Uber’s attempt to reclaim popularity after price rises
In this posting from the LinkedIn Agency Influencer program, Mo Works’ Samantha Tran argues that the taxi-hailing app is too ingrained in our lives for us to give up on it.
If your name is Sam or some variation of Sam – like mine and many hundreds of thousands of Australians is – then you’ve already heard about Uber’s latest marketing tactic. Come to think of it, you probably have seen it floating around even if your name isn’t Sam.
It’s a damn smart campaign and one that has done particularly well with the support of social media.
Nice little puff-piece for Uber, but there’s something inherently out of whack with a company that surcharges its customers for its own shortcomings.
When they fail to provide enough drivers at peak times, they up the price exponentially – how dumb is that? Like most, I immediately get myself a taxi, and pay a normal price. Imagine if the grocer had only 2 apples left, so decided to charge you $10 each for them. Insanity.
With everybody in Uber being about 15 years old, perhaps they haven’t been to business school yet, but there’s no way anyone can spin the malpractice of charging extra for having failed to enable supply to meet demand.
“With everybody in Uber being about 15 years old, perhaps they haven’t been to business school yet”
– Believe you me, they have been to business school.
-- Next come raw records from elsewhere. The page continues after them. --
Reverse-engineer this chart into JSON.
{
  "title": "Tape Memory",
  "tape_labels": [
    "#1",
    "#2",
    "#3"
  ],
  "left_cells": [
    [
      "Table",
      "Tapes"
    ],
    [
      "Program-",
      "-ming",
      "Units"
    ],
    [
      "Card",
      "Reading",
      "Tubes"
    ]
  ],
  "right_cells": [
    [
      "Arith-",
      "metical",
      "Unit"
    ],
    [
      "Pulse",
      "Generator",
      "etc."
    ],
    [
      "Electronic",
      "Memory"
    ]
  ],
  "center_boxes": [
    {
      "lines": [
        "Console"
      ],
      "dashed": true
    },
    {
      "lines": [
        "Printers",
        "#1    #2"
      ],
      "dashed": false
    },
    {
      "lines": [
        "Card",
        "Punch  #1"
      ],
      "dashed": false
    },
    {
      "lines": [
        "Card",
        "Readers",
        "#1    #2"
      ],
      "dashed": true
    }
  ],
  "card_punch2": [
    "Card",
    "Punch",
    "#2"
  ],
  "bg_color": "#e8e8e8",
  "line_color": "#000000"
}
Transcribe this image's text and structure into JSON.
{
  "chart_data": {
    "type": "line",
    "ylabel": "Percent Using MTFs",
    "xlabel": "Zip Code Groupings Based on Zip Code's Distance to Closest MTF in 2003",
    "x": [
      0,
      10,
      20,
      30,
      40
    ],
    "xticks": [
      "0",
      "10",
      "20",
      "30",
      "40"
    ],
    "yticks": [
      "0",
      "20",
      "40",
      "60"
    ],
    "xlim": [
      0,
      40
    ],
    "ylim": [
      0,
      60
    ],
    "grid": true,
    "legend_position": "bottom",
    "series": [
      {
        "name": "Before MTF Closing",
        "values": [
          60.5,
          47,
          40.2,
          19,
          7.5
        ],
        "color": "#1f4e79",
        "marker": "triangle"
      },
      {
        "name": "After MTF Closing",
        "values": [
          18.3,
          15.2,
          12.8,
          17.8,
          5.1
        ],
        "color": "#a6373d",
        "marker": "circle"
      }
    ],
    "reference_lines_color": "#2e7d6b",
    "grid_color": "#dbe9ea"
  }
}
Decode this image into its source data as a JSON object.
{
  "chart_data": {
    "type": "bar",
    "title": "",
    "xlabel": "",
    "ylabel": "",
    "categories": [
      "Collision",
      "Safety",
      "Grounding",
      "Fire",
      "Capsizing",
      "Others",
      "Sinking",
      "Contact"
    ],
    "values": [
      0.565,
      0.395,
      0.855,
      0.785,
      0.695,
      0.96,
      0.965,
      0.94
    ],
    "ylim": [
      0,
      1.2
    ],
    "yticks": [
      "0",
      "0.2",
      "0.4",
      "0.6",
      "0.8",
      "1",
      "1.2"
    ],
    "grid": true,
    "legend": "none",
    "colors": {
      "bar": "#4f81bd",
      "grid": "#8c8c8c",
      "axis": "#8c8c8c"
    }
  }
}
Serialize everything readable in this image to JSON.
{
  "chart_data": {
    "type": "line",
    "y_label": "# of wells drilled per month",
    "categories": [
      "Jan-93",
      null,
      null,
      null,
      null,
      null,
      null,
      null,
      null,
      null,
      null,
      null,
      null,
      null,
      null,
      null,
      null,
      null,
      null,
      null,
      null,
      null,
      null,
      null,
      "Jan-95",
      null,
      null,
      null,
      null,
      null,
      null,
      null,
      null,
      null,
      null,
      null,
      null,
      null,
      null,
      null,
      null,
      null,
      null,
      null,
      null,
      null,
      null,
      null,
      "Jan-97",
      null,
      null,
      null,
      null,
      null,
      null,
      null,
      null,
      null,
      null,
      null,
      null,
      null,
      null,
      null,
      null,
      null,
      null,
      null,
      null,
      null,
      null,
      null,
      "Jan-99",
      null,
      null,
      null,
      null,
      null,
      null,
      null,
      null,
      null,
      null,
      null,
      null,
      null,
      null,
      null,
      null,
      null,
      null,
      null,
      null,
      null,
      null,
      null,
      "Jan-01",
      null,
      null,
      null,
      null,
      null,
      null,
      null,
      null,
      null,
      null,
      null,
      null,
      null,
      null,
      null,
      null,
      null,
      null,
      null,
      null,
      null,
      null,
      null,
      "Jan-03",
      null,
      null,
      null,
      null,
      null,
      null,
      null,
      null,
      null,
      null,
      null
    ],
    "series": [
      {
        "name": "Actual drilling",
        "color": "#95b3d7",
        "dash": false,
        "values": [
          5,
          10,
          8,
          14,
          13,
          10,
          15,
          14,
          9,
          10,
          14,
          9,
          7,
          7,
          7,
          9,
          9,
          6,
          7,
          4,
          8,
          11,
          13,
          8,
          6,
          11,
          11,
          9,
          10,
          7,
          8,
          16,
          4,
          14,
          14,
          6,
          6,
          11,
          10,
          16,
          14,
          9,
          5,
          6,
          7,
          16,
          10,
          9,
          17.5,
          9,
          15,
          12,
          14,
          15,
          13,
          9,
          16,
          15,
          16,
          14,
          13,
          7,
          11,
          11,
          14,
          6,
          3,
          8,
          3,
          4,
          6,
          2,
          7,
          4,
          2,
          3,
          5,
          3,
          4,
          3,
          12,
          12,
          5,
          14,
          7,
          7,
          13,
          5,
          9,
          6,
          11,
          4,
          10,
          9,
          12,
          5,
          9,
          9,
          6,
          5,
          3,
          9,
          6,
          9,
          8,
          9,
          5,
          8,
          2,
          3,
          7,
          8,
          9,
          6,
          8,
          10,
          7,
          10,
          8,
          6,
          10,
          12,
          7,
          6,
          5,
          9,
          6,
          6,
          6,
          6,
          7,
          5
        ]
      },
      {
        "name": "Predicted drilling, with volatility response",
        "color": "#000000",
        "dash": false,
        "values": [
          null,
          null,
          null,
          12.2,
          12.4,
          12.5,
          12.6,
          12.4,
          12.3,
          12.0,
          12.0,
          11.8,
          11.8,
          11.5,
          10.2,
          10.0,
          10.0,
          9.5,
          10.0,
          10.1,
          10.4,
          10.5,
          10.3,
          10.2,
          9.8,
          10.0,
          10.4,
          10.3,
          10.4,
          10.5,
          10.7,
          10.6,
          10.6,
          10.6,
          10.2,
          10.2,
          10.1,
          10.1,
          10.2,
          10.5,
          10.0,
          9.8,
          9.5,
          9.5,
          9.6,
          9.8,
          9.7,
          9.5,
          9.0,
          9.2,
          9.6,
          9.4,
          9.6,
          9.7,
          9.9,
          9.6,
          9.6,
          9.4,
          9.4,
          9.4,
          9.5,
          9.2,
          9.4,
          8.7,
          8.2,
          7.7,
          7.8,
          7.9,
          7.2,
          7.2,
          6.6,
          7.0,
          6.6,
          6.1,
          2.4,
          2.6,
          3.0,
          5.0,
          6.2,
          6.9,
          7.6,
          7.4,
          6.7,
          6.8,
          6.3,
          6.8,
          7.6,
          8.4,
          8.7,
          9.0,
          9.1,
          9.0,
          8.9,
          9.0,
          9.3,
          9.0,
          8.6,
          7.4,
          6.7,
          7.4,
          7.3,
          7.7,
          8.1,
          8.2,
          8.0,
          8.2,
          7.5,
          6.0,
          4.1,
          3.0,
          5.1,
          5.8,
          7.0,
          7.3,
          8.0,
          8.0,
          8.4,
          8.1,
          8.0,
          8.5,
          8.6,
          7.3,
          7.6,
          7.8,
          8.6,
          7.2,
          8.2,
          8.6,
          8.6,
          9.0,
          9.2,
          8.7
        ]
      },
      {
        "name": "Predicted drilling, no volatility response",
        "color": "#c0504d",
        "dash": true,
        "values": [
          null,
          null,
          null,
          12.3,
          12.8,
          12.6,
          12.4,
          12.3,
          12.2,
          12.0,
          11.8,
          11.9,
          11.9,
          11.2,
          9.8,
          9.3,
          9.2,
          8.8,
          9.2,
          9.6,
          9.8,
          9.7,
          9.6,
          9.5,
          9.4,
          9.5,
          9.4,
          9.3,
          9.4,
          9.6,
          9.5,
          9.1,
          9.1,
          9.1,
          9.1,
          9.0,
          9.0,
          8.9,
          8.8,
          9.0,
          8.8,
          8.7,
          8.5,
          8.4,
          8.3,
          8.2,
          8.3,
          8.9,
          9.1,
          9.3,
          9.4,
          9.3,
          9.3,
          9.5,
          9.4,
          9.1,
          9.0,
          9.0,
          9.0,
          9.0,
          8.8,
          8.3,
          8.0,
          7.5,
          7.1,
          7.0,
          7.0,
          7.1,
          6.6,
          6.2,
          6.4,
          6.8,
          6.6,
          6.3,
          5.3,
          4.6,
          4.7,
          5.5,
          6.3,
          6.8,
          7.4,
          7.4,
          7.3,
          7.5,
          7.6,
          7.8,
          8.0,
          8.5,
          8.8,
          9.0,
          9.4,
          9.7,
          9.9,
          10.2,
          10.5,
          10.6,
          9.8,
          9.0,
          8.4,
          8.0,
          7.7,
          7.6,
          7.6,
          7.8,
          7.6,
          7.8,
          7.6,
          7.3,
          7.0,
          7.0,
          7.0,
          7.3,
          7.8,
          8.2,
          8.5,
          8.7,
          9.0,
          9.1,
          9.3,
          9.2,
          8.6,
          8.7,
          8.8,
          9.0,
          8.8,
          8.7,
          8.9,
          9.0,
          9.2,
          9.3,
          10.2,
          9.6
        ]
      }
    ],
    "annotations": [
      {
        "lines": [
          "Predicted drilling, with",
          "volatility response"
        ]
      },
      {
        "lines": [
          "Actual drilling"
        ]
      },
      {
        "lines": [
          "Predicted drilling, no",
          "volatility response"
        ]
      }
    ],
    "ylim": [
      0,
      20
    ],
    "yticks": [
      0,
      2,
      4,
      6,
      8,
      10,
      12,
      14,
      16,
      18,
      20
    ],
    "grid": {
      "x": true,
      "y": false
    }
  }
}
Loads of ex Wall Street, who put dollars first, ahead of everything else and are used to making people pay. (Do not forget that they could do no wrong as bankers, with bail out after bail out.) Ethics school would be a nice place to send the SLT of UBER.
p.s. Your apple analogy looks good and makes sense, kinda. However picture a storm up in North NSW and the banana crop is half wiped out for the season. Bananas, as a result, become far more expensive. Supply and demand…
Voting with feet, like you do, is something Wasll Street bankers are not used to (bail outs), so if we keep doing that then we can try to keep them honest 😉
I remember how insane that banana pricing was!!
Yes, there is certainly a bit of that. But at the same time, when you’re hiking in Nepal and there are only a few shops around, the price for toilet paper is insane.
It’s supply and demand. They say surge pricing is to encourage more drivers to also get on the road, to encourage for that supply.
I’m really sorry but this steady stream of needing content is annoying everyone. All this article says is ‘Uber’s new campaign is good’. No insight or analysis.
I have no doubt that this will be a successful campaign, but as for their social strategy, I wonder how strong this would have been without the awareness generated by the above the line spend i.e. wraps and masthead takeovers of the Herald and Telegraph.
That’s absolutely part of the campaign though – something that the big names want to talk about because they know there are people out there who want to know more.
Then maybe you should have mentioned that in your piece. You know, some analysis beyond Uber’s marketers being “geniuses” (they’re not) and its drivers being “bona fide legends” (they’re not).
Uber fans. Turkeys voting for Christmas comes to mind.
But they’re a tech company so, like, really cool.